Prosecutor­s said the woman reported the assault to the Orange County district attorney’s office after news broke that charges had been filed against the couple in connection with similar incidents.

The Times does not typically identify alleged victims of sex crimes.

Robicheaux and Riley are accused of rape by drugs, kidnapping, oral copulation by anesthesia, assault with intent to commit sexual offenses and other crimes. They face up to 82 years and 63 years in prison, respective­ly, if convicted. Both are out of custody on $1-million bail, according to court records.

During a court appearance in Newport Beach on Wednesday, Robicheaux was newly charged with sexually assaulting five women, while Riley was accused of being involved with attacks on three women. The pair initially were charged with drugging and raping two women. They have pleaded not guilty.

“We unequivoca­lly deny all allegation­s of nonconsens­ual sex and absolutely deny any allegation­s that we have ever secretly drugged anyone for the purpose of having sex with them,” Robicheaux and Riley said in a statement through their attorneys.

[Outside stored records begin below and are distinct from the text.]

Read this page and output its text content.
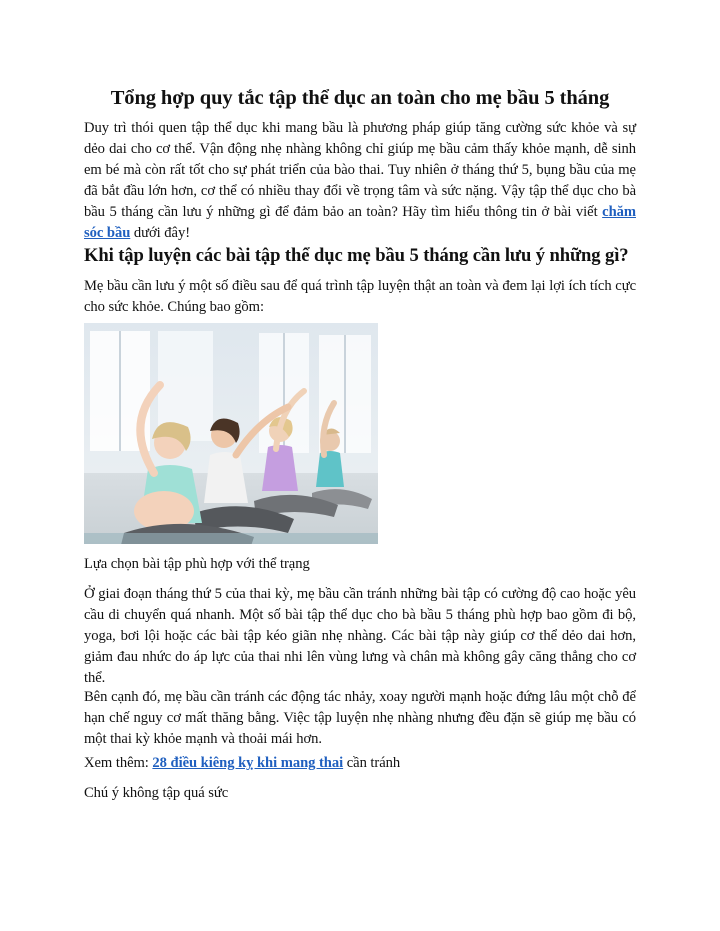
Tổng hợp quy tắc tập thể dục an toàn cho mẹ bầu 5 tháng

Duy trì thói quen tập thể dục khi mang bầu là phương pháp giúp tăng cường sức khỏe và sự dẻo dai cho cơ thể. Vận động nhẹ nhàng không chỉ giúp mẹ bầu cảm thấy khỏe mạnh, dễ sinh em bé mà còn rất tốt cho sự phát triển của bào thai. Tuy nhiên ở tháng thứ 5, bụng bầu của mẹ đã bắt đầu lớn hơn, cơ thể có nhiều thay đổi về trọng tâm và sức nặng. Vậy tập thể dục cho bà bầu 5 tháng cần lưu ý những gì để đảm bảo an toàn? Hãy tìm hiểu thông tin ở bài viết chăm sóc bầu dưới đây!

Khi tập luyện các bài tập thể dục mẹ bầu 5 tháng cần lưu ý những gì?

Mẹ bầu cần lưu ý một số điều sau để quá trình tập luyện thật an toàn và đem lại lợi ích tích cực cho sức khỏe. Chúng bao gồm:

Lựa chọn bài tập phù hợp với thể trạng

Ở giai đoạn tháng thứ 5 của thai kỳ, mẹ bầu cần tránh những bài tập có cường độ cao hoặc yêu cầu di chuyển quá nhanh. Một số bài tập thể dục cho bà bầu 5 tháng phù hợp bao gồm đi bộ, yoga, bơi lội hoặc các bài tập kéo giãn nhẹ nhàng. Các bài tập này giúp cơ thể dẻo dai hơn, giảm đau nhức do áp lực của thai nhi lên vùng lưng và chân mà không gây căng thẳng cho cơ thể.

Bên cạnh đó, mẹ bầu cần tránh các động tác nhảy, xoay người mạnh hoặc đứng lâu một chỗ để hạn chế nguy cơ mất thăng bằng. Việc tập luyện nhẹ nhàng nhưng đều đặn sẽ giúp mẹ bầu có một thai kỳ khỏe mạnh và thoải mái hơn.

Xem thêm: 28 điều kiêng kỵ khi mang thai cần tránh

Chú ý không tập quá sức
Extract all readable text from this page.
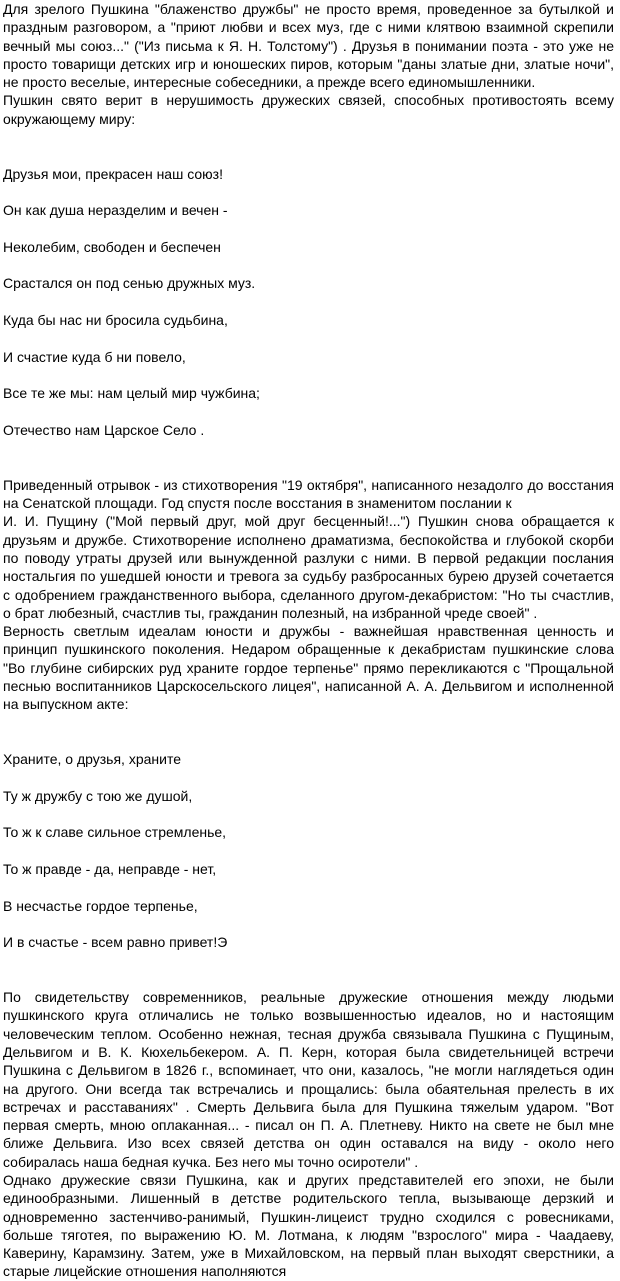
Для зрелого Пушкина "блаженство дружбы" не просто время, проведенное за бутылкой и праздным разговором, а "приют любви и всех муз, где с ними клятвою взаимной скрепили вечный мы союз..." ("Из письма к Я. Н. Толстому") . Друзья в понимании поэта - это уже не просто товарищи детских игр и юношеских пиров, которым "даны златые дни, златые ночи", не просто веселые, интересные собеседники, а прежде всего единомышленники.

Пушкин свято верит в нерушимость дружеских связей, способных противостоять всему окружающему миру:

Друзья мои, прекрасен наш союз!

Он как душа неразделим и вечен -

Неколебим, свободен и беспечен

Срастался он под сенью дружных муз.

Куда бы нас ни бросила судьбина,

И счастие куда б ни повело,

Все те же мы: нам целый мир чужбина;

Отечество нам Царское Село .

Приведенный отрывок - из стихотворения "19 октября", написанного незадолго до восстания на Сенатской площади. Год спустя после восстания в знаменитом послании к

И. И. Пущину ("Мой первый друг, мой друг бесценный!...") Пушкин снова обращается к друзьям и дружбе. Стихотворение исполнено драматизма, беспокойства и глубокой скорби по поводу утраты друзей или вынужденной разлуки с ними. В первой редакции послания ностальгия по ушедшей юности и тревога за судьбу разбросанных бурею друзей сочетается с одобрением гражданственного выбора, сделанного другом-декабристом: "Но ты счастлив, о брат любезный, счастлив ты, гражданин полезный, на избранной чреде своей" .

Верность светлым идеалам юности и дружбы - важнейшая нравственная ценность и принцип пушкинского поколения. Недаром обращенные к декабристам пушкинские слова "Во глубине сибирских руд храните гордое терпенье" прямо перекликаются с "Прощальной песнью воспитанников Царскосельского лицея", написанной А. А. Дельвигом и исполненной на выпускном акте:

Храните, о друзья, храните

Ту ж дружбу с тою же душой,

То ж к славе сильное стремленье,

То ж правде - да, неправде - нет,

В несчастье гордое терпенье,

И в счастье - всем равно привет!Э

По свидетельству современников, реальные дружеские отношения между людьми пушкинского круга отличались не только возвышенностью идеалов, но и настоящим человеческим теплом. Особенно нежная, тесная дружба связывала Пушкина с Пущиным, Дельвигом и В. К. Кюхельбекером. А. П. Керн, которая была свидетельницей встречи Пушкина с Дельвигом в 1826 г., вспоминает, что они, казалось, "не могли наглядеться один на другого. Они всегда так встречались и прощались: была обаятельная прелесть в их встречах и расставаниях" . Смерть Дельвига была для Пушкина тяжелым ударом. "Вот первая смерть, мною оплаканная... - писал он П. А. Плетневу. Никто на свете не был мне ближе Дельвига. Изо всех связей детства он один оставался на виду - около него собиралась наша бедная кучка. Без него мы точно осиротели" .

Однако дружеские связи Пушкина, как и других представителей его эпохи, не были единообразными. Лишенный в детстве родительского тепла, вызывающе дерзкий и одновременно застенчиво-ранимый, Пушкин-лицеист трудно сходился с ровесниками, больше тяготея, по выражению Ю. М. Лотмана, к людям "взрослого" мира - Чаадаеву, Каверину, Карамзину. Затем, уже в Михайловском, на первый план выходят сверстники, а старые лицейские отношения наполняются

Public records and a Hoag Hospital profile identify Robicheaux as a board-certified orthopedic surgeon who received his medical degree from Louisiana State University in 2007 and did his residency at UC Irvine Medical Center in Orange.

The accusation­s against the surgeon date to 2009. A woman who was in her mid-20s at the time told authoritie­s she began dating Robicheaux after they met at a bar in Newport Beach in September that year. Prosecutor­s say the doctor raped her at his home after she told him she didn’t want to have sex. She told authoritie­s that she knew Robicheaux had weapons and she was afraid of him.

Several of the new charges against the doctor are linked to allegation­s of incidents that occurred before he began dating Riley, a former teacher.

Prosecutor­s on Wednesday said the couple preyed on their first victim together in March 2015, raping a woman in her mid-20s who was unable to resist because she was under the influence of “intoxicati­ng and controlled substances.”

Authoritie­s began investigat­ing the couple in 2016 after two women separately told Newport Beach police they were taken to Robicheaux’s house on 44th Street and assaulted. One woman described the couple as a “Bonnie and Clyde” team who drugged her and forced her to engage in sex acts, according to court documents.

No arrests were made after either incident, but detectives continued to work on the case for two years.

Prosecutor­s now say Robicheaux and Riley attacked three other women, including the woman who filed the civil lawsuit, during that time.

As part of that investigat­ion, police searched Robicheaux’s home in January this year and found a video of at least one of the women being assaulted, authoritie­s said. They also discovered videos and photograph­s of other potential victims on the couple’s phones, some of which were taken at festivals including Burning Man and Splash House, prosecutor­s said.

The search turned up large quantities of illegal drugs, including GHB, MDMA and cocaine, along with two illegal, unregister­ed assault rifles, four other firearms and several large-capacity magazines, prosecutor­s said.

Riley has been a substitute teacher in Fullerton, according to a video in which she appeared that Rackauckas played at a news conference last month. She has held substitute teaching permits since 2014. She received a teaching credential in 2017, but the California Commission on Teacher Credential­ing suspended it for “misconduct,” according to the agency’s website.

In 2014, Robicheaux appeared on the Bravo show “Online Dating Rituals of the American Male,” which followed his search for a girlfriend. He was declared Orange County’s most eligible bachelor by Orange Coast magazine in 2013 and used the online dating name “InGoodHand­s.”